Both books also issue a clarion call to the church to be the church in the midst of these cataclysmic shifts in our culture's thinking. Carson reminds us that Christianity is, by definition, a religion built on truth claims. He writes that it is tragic when "many Christians, cowed perhaps by such presentations, are tempted to depict their faith in similarly secular terms. The substance of what the Bible says becomes domesticated. Instead of bearing witness to the gospel, which joyfully announces God's rescue plan and shows how it is intimately tied to the person and work of Jesus Christ, we begin to feel it is more important to show we are nice and compassionate. What is lost, of course, is the simple truth. All of this springs from a widespread cultural intoxication with the new tolerance." If Christians and churches succumb to the culture on these issues, accepting its consensus and refusing to make waves, we do ourselves no favor, we deprive the culture of what only we can give it, and we prove unfaithful to our holy God of truth. As for Brown, he concludes his book (except for the almost 100 pages of source documentation) with these words: "We need to recover scriptural truth in our houses of worship and win the battle of semantics—indeed, the battle for sanity—in the marketplace of ideas.

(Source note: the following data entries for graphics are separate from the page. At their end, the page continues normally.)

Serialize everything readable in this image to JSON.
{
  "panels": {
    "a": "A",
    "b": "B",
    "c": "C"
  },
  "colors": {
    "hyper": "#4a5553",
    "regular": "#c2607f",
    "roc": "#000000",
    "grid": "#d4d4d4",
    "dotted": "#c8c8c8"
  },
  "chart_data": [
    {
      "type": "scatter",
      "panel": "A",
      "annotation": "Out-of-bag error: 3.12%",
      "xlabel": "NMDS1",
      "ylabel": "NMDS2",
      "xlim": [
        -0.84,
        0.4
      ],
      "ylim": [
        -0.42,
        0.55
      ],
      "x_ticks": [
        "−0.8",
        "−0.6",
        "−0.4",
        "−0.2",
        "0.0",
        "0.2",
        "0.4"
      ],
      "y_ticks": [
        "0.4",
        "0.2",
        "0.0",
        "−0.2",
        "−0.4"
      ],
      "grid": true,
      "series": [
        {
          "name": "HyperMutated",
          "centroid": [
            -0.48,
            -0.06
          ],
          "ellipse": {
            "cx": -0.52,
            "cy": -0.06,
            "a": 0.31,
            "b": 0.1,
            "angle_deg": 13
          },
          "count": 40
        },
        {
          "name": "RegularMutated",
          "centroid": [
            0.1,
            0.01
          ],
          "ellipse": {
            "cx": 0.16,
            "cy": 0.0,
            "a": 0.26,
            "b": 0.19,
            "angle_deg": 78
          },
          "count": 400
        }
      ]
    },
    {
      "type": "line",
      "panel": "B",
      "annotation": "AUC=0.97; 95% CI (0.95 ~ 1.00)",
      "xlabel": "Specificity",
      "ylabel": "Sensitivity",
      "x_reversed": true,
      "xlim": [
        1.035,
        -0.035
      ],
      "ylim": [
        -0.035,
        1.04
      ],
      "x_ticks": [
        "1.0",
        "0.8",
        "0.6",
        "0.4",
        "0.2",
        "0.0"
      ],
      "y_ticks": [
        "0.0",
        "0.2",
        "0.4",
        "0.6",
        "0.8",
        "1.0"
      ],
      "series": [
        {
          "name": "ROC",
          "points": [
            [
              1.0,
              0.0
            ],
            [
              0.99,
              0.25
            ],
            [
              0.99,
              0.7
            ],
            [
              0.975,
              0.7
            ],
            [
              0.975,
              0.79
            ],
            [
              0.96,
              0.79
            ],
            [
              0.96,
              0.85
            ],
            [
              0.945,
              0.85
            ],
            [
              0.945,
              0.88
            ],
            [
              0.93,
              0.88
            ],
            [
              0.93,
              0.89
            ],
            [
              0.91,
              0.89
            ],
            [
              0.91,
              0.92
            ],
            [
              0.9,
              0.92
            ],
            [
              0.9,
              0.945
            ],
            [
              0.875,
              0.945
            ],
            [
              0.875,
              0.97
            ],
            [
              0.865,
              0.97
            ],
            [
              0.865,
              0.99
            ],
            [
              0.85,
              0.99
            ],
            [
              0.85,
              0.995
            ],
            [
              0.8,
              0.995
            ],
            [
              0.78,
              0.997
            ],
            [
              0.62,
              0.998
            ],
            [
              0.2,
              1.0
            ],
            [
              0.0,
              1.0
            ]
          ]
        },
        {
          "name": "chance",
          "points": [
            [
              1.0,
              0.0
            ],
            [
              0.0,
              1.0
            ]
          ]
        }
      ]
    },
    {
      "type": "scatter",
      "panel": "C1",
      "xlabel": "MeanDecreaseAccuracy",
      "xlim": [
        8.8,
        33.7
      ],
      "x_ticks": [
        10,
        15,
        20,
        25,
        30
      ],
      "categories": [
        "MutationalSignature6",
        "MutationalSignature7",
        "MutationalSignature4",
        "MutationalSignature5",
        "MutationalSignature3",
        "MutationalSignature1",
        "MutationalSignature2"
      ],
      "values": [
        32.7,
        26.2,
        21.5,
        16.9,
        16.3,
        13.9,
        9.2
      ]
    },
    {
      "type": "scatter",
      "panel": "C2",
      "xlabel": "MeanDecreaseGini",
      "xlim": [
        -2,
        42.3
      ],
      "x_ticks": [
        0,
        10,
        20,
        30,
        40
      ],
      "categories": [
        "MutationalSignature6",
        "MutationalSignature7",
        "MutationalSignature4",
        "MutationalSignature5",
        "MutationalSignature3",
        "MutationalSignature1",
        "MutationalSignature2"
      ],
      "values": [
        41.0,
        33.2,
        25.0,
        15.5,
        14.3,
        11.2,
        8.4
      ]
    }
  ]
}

And we need to do all this while walking in genuine love towards GLBT individuals, who will certainly view us as villains out to destroy their lives and steal their rights. Let us persevere through the inevitable vilification and misunderstanding that will be heaped upon us, and let us stand tall and unashamed. History is awaiting our move."
While these two books provide an unsettling view of our nation and its future, Christians who want to be prepared to provide a faithful witness when it is difficult and who are in places of responsibility for preparing others to face the future would do well to read one or both.